Los ataques rusos a las infraestructuras energéticas en Ucrania han dejado a millones de personas sin servicios básicos durante un invierno extremo, con temperaturas que alcanzan los -20 °C. La ONU ha denunciado estos bombardeos, recordando que atacar instalaciones esenciales es ilegal según el derecho internacional. Las ciudades más afectadas, como Dnipro, Járkiv y Kyiv, enfrentan cortes de calefacción y agua, poniendo en riesgo a niños y ancianos. UNICEF ha comenzado a distribuir generadores para mantener los sistemas de calefacción y agua operativos en las áreas más vulnerables. La situación humanitaria se agrava con el frío extremo, aumentando el riesgo de enfermedades respiratorias y estrés en la población.
Los recientes bombardeos rusos han dejado a millones de ucranianos enfrentando un invierno gélido sin acceso a servicios básicos. La situación se agrava con temperaturas que alcanzan hasta –20?°C, lo que ha provocado la destrucción de infraestructuras energéticas esenciales. Esta crisis afecta especialmente a niños, ancianos y personas vulnerables, quienes sufren las consecuencias de cortes diarios en calefacción y agua.
Ciudades como Dnipro, Járkiv y Kyiv son algunas de las más impactadas por los ataques aéreos. El frío extremo no solo ha causado la falta de servicios básicos, sino que también ha provocado roturas de tuberías y grietas en edificios, dejando muchos hogares en condiciones precarias e inseguras.
Matthias Schmale, coordinador residente de la ONU en Ucrania, condenó los continuos bombardeos y enfatizó la importancia de proteger a la población. “Es vital garantizar el acceso a servicios básicos como calefacción y agua, sobre todo en este invierno extremo”, afirmó Schmale tras el último ataque con drones y misiles.
La prolongada exposición al frío incrementa el riesgo de hipotermia y agrava enfermedades respiratorias. Munir Mammadzade, representante de UNICEF en Ucrania, destacó que “los niños y sus familias viven en un estado constante de supervivencia”. Las bajas temperaturas y la oscuridad también intensifican el miedo y el estrés entre los más pequeños.
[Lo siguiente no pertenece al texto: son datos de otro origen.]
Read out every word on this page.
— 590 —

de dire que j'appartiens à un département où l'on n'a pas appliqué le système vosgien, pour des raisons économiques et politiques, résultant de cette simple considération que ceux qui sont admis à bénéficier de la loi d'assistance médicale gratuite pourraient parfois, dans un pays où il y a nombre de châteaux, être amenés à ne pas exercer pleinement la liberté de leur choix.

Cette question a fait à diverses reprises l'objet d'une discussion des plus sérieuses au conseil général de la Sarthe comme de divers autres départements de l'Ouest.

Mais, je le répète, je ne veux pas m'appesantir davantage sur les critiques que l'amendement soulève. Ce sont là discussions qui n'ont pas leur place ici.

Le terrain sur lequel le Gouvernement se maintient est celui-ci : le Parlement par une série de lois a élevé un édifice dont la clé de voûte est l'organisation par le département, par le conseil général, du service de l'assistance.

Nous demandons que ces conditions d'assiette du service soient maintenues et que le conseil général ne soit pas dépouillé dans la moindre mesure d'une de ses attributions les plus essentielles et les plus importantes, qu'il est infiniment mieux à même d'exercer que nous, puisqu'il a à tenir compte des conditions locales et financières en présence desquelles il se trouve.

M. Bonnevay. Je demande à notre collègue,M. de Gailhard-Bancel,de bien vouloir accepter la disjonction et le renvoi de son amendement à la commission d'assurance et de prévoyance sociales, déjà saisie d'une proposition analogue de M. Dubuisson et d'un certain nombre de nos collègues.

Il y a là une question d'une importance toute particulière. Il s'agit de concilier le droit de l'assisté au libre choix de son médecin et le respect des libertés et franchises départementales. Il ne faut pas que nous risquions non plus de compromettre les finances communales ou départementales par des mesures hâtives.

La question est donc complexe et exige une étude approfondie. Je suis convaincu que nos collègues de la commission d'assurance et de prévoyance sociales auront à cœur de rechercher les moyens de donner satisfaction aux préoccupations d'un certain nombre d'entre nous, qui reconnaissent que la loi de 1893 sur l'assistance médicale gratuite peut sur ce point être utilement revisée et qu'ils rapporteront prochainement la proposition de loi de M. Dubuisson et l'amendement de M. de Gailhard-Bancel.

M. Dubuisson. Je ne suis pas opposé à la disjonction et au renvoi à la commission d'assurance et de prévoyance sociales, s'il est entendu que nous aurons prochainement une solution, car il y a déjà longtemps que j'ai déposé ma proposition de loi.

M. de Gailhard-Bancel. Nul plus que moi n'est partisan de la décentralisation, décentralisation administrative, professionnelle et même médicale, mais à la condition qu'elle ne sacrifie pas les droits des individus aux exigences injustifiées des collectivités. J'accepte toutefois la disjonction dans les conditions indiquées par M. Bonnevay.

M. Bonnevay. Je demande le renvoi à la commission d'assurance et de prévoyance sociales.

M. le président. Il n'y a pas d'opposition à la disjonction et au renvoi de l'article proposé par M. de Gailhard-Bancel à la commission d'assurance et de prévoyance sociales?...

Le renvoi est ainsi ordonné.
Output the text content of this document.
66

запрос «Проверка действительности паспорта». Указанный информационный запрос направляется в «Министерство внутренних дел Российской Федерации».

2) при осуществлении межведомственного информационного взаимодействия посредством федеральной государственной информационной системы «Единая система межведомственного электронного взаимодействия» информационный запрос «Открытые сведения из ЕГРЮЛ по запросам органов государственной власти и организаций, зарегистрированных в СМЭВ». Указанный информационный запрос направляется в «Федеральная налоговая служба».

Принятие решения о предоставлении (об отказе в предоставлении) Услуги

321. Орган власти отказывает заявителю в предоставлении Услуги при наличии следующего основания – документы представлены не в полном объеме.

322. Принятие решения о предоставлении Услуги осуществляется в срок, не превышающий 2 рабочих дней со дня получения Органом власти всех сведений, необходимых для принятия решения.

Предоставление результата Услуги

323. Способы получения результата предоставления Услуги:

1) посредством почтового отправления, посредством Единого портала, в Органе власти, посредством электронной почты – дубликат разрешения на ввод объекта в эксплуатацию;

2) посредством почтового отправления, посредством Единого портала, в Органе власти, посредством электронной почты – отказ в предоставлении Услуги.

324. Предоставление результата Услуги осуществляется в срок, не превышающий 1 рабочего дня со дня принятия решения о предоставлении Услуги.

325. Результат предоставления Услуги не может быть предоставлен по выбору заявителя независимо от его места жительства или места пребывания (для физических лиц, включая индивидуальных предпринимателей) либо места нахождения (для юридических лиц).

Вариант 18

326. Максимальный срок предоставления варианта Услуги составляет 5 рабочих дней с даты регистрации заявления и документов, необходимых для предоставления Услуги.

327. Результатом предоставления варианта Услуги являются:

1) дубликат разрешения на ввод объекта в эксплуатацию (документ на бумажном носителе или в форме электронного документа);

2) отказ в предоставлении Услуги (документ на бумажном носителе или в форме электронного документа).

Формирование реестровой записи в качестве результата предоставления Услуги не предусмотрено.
Muchos padres luchan por mantener abrigados a sus hijos mientras intentan preparar comida caliente y acceder a agua potable. La situación es crítica; los servicios esenciales para niños y familias están saturados debido al conflicto.
Desde noviembre de 2025, UNICEF ha comenzado a entregar generadores de mediana y gran capacidad en diversas regiones del país para asegurar el funcionamiento de sistemas de agua y calefacción. En las próximas semanas se distribuirán otros 149 generadores para fortalecer la respuesta en las áreas más afectadas.
Mammadzade subrayó que estos generadores son cruciales para ayudar a los técnicos en el terreno a mantener operativos los sistemas necesarios: “Esto permitirá que la calefacción siga encendida, los hospitales permanezcan abiertos y el agua continúe fluyendo”, concluyó.
Los bombardeos rusos han dejado a millones de ucranianos sin servicios básicos, como calefacción y agua, en medio de un invierno gélido con temperaturas que alcanzan hasta -20?°C.
Los cortes en suministros amenazan especialmente a niños, ancianos y personas vulnerables, aumentando el riesgo de hipotermia y agravando enfermedades respiratorias.
La ONU ha intensificado su ayuda para proteger a niños y familias, condenando los bombardeos y destacando la importancia de garantizar el acceso a servicios básicos durante este invierno extremo.
La exposición prolongada al frío extremo aumenta el riesgo de enfermedades y genera un estado constante de supervivencia entre las familias, afectando especialmente a los más pequeños.
UNICEF ha entregado generadores para garantizar el funcionamiento de sistemas de agua y calefacción en las ciudades, con planes para distribuir más generadores en las zonas más afectadas.